Yes, they both got removed along the way. But we can pick them back if we
realize that they are needed for some scenario.
>>> On the other subject; I wouldn't actually mind if it grew into a proper
>>> (academic or not) summary of deadline scheduling theory and how it
>>> Sure, refer to actual papers for all the proofs and such, but it would
>>> be very good to go over all the bits and pieces that make up the system.
>>> So cover the periodic, sporadic and aperiodic model like henr_k
>>> suggested, please do cover the job/instance idiom as it is used all over
>>> the place.
>> Ok... My point was that it would be better (IMHO) to first explain how
>> sched_deadline works (and no notion of job/instance, etc is needed for this),
>> and then explain how this applies to the real-time task model (and here, of
>> course all the formal notation can be introduced).

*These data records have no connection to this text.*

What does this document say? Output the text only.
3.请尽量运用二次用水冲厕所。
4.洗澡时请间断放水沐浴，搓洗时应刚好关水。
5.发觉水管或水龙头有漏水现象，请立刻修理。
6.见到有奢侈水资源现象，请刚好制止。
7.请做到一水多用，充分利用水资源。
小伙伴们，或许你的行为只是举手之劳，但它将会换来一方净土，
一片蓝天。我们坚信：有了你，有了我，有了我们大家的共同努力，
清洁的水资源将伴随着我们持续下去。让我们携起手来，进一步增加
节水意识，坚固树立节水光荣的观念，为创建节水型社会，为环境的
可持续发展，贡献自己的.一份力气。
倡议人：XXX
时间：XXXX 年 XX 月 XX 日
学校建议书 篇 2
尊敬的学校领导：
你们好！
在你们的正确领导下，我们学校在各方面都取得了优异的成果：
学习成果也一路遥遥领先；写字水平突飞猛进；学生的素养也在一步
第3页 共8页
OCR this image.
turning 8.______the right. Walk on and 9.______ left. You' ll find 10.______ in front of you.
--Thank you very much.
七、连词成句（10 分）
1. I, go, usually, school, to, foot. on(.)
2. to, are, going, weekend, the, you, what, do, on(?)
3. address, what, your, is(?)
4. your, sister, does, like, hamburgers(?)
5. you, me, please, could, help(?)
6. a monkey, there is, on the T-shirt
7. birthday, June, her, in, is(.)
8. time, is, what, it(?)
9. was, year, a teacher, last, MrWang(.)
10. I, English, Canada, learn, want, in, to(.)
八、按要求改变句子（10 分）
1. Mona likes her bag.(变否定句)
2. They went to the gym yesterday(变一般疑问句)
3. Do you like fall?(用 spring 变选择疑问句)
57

>> Do you think this can be reasonable?
> Sure, I think that's reasonable.
>>> Then also treat schedulability tests and their ramification, explain
>>> what laxity is, what tardiness is, that GEDF doesn't have 0 tardiness
>>> but does have bounded tardiness.
>>> Maybe even mention the actual bounds -- but refer to papers for their
>>> Mention CBS and the ramification etc..
>> I guess some of these details can be added incrementally, with additional
> Oh sure, all of this will always be a work in progress anyway ;-)
Ok, we are working on a first update.